Minimal residual disease detection in childhood precursor-B-cell acute lymphoblastic leukemia: relation to other risk factors. A Children's Oncology Group study - PubMed (original) (raw)
. 2003 Aug;17(8):1566-72.
doi: 10.1038/sj.leu.2403001.
Affiliations
- PMID: 12886244
- DOI: 10.1038/sj.leu.2403001
Minimal residual disease detection in childhood precursor-B-cell acute lymphoblastic leukemia: relation to other risk factors. A Children's Oncology Group study
M J Borowitz et al. Leukemia. 2003 Aug.
Abstract
Minimal residual disease (MRD) can be detected in the marrows of children undergoing chemotherapy either by flow cytometry or polymerase chain reaction. In this study, we used four-color flow cytometry to detect MRD in 1016 children undergoing therapy on Children's Oncology Group therapeutic protocols for precursor-B-cell ALL. Compliance was excellent, with follow-up samples received at the end of induction on nearly 95% of cases; sensitivity of detection at this time point was at least 1/10,000 in more than 90% of cases. Overall, 28.6% of patients had detectable MRD at the end of induction. Patients with M3 marrows at day 8 were much more likely to be MRD positive (MRD+) than those with M2 or M1 marrows.
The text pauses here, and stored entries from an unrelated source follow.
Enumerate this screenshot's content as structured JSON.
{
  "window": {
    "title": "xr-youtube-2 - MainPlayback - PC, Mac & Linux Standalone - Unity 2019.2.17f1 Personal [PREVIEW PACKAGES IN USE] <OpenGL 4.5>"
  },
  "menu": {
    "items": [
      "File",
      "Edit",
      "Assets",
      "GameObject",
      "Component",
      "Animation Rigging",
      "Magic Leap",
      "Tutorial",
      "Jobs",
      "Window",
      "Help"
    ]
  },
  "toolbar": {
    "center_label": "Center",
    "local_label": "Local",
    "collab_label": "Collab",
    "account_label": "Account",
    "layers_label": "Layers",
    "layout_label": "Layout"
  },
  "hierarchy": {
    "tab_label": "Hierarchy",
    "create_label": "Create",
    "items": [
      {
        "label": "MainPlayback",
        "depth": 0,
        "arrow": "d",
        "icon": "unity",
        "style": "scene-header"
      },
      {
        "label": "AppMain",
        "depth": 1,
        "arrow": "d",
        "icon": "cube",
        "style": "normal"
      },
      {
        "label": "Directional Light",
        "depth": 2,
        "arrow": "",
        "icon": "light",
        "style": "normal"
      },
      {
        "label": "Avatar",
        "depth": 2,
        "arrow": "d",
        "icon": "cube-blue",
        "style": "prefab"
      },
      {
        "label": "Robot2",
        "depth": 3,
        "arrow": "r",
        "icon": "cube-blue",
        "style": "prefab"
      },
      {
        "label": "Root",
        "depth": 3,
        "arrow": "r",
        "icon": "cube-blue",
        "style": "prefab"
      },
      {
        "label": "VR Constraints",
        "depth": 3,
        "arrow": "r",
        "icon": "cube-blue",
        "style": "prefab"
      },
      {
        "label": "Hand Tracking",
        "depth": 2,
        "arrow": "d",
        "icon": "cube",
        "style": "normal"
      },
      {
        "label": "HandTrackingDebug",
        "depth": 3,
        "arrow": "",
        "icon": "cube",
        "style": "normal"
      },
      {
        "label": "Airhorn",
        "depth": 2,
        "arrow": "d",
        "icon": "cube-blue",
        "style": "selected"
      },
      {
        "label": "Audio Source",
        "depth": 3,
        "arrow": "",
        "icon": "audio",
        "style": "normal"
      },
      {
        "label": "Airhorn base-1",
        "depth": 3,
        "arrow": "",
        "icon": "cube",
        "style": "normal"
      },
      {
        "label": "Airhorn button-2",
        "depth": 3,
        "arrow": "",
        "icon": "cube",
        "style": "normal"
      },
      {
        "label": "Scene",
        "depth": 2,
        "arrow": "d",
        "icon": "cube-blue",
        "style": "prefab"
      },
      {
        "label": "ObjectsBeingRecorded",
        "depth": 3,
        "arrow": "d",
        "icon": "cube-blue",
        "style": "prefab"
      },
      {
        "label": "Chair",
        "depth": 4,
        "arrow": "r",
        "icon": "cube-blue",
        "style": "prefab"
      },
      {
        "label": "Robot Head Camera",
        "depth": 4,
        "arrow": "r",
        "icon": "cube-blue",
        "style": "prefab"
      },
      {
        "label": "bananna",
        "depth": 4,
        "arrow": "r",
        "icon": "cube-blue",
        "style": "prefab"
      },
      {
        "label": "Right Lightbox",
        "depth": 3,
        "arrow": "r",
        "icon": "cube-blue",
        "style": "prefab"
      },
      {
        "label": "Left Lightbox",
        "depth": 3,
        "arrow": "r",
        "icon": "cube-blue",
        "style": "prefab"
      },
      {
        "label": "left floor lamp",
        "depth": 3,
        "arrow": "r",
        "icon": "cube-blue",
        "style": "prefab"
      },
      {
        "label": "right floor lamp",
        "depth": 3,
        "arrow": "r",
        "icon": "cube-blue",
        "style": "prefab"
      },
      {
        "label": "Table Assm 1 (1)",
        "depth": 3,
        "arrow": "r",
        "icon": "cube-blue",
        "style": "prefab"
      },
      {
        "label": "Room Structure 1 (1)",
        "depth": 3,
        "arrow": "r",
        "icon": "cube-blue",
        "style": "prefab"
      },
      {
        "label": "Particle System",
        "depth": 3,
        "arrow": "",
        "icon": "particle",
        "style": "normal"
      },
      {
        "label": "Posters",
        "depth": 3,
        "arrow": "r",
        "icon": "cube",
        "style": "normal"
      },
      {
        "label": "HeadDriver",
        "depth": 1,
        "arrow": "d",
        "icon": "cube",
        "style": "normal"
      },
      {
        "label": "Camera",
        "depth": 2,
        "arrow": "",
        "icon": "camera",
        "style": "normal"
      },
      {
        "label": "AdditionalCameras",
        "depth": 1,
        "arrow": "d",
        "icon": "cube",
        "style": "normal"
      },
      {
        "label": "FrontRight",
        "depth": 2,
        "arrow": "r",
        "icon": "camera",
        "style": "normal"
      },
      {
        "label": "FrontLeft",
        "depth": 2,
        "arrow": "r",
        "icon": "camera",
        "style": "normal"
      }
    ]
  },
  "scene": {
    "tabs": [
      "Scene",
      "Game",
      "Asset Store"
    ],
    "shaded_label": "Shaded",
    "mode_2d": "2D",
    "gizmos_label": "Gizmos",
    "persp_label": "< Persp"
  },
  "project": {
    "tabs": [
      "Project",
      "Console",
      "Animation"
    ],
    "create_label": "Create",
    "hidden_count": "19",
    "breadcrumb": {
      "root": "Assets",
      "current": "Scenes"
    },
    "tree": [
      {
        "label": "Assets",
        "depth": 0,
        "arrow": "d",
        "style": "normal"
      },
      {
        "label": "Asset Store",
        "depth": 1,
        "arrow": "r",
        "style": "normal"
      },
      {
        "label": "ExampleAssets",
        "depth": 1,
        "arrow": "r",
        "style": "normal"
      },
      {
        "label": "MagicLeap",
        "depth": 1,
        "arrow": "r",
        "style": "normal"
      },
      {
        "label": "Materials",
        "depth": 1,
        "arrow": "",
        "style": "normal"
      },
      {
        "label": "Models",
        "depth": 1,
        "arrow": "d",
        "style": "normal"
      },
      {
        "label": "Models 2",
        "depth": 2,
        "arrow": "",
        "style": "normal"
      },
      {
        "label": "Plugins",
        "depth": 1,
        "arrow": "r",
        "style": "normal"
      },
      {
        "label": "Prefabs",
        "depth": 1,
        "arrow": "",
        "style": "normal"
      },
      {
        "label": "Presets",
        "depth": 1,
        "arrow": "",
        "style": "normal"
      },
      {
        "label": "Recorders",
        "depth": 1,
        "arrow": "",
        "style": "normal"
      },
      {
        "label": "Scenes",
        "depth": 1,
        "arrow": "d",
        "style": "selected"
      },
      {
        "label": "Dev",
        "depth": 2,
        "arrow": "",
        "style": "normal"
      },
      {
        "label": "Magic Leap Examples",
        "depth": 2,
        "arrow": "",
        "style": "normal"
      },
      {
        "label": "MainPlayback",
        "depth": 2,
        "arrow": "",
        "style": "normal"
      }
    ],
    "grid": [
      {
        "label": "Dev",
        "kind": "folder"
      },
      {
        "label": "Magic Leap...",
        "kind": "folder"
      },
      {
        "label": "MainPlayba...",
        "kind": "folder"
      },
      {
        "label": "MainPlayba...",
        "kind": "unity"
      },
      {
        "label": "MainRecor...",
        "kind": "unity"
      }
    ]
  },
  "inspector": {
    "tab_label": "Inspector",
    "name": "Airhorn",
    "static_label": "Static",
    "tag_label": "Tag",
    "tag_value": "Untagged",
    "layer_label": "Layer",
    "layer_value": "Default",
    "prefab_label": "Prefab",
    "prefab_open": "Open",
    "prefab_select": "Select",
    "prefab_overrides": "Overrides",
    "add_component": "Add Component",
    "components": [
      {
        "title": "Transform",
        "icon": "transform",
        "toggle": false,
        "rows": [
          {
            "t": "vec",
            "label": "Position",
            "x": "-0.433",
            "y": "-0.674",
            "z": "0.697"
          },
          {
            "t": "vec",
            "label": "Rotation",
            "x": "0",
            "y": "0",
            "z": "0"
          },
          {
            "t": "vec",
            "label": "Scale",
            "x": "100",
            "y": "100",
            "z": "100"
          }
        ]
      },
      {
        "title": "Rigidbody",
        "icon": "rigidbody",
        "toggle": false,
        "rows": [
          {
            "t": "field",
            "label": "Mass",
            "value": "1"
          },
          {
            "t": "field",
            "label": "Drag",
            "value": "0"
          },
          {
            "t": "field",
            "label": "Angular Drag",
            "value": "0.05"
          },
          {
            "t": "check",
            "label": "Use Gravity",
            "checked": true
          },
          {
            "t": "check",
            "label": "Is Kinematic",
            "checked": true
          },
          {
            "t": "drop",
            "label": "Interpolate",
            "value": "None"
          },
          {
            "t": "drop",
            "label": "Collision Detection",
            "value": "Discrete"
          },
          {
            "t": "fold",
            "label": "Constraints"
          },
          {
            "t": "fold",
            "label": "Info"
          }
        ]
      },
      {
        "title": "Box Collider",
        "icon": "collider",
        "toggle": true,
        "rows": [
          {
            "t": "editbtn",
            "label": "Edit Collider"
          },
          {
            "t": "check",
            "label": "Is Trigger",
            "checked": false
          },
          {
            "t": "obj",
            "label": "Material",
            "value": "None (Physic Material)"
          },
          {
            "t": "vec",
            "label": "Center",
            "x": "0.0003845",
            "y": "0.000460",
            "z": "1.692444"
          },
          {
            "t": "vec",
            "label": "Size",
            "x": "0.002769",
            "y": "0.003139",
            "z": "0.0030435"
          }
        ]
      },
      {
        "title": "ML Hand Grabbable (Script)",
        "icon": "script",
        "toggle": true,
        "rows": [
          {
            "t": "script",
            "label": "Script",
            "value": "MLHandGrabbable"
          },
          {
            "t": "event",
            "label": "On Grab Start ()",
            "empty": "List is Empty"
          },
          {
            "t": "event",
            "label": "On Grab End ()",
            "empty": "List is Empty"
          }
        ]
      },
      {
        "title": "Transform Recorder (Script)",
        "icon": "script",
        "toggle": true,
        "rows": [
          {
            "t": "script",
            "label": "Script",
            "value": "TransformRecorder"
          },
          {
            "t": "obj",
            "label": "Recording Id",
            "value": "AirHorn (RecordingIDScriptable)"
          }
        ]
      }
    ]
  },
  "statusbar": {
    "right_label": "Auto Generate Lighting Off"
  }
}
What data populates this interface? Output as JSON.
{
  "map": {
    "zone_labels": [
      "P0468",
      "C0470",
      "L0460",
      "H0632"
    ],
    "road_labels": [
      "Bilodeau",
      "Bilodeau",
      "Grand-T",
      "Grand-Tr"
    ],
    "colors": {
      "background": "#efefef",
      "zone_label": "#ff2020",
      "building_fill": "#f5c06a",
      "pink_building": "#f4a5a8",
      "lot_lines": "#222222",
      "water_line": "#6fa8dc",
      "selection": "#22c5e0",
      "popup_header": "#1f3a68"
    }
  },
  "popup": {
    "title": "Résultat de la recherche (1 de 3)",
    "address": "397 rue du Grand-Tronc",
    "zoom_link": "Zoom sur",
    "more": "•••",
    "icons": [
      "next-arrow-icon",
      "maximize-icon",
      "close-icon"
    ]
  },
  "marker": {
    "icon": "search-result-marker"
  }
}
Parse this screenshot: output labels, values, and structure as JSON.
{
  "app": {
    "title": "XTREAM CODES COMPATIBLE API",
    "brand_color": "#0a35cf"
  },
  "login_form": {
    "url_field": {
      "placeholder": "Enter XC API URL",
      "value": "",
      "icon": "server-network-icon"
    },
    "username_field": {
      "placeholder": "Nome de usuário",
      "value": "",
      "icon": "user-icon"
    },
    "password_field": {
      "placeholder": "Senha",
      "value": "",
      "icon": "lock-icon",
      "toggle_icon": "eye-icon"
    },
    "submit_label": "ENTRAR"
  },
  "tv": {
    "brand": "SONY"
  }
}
Different genetically defined groups of patients varied in their prevalence of MRD. Specifically, almost all patients with BCR-ABL had high levels of end-of-induction MRD. Only 8.4% of patients with TEL-AML1 were MRD+>0.01% compared with 20.3% of patients with trisomies of chromosomes 4 and 10. Our results show that MRD correlates with conventional measures of slow early response. However, the high frequency of MRD positivity in favorable trisomy patients suggests that the clinical significance of MRD positivity at the end of induction may not be the same in all patient groups.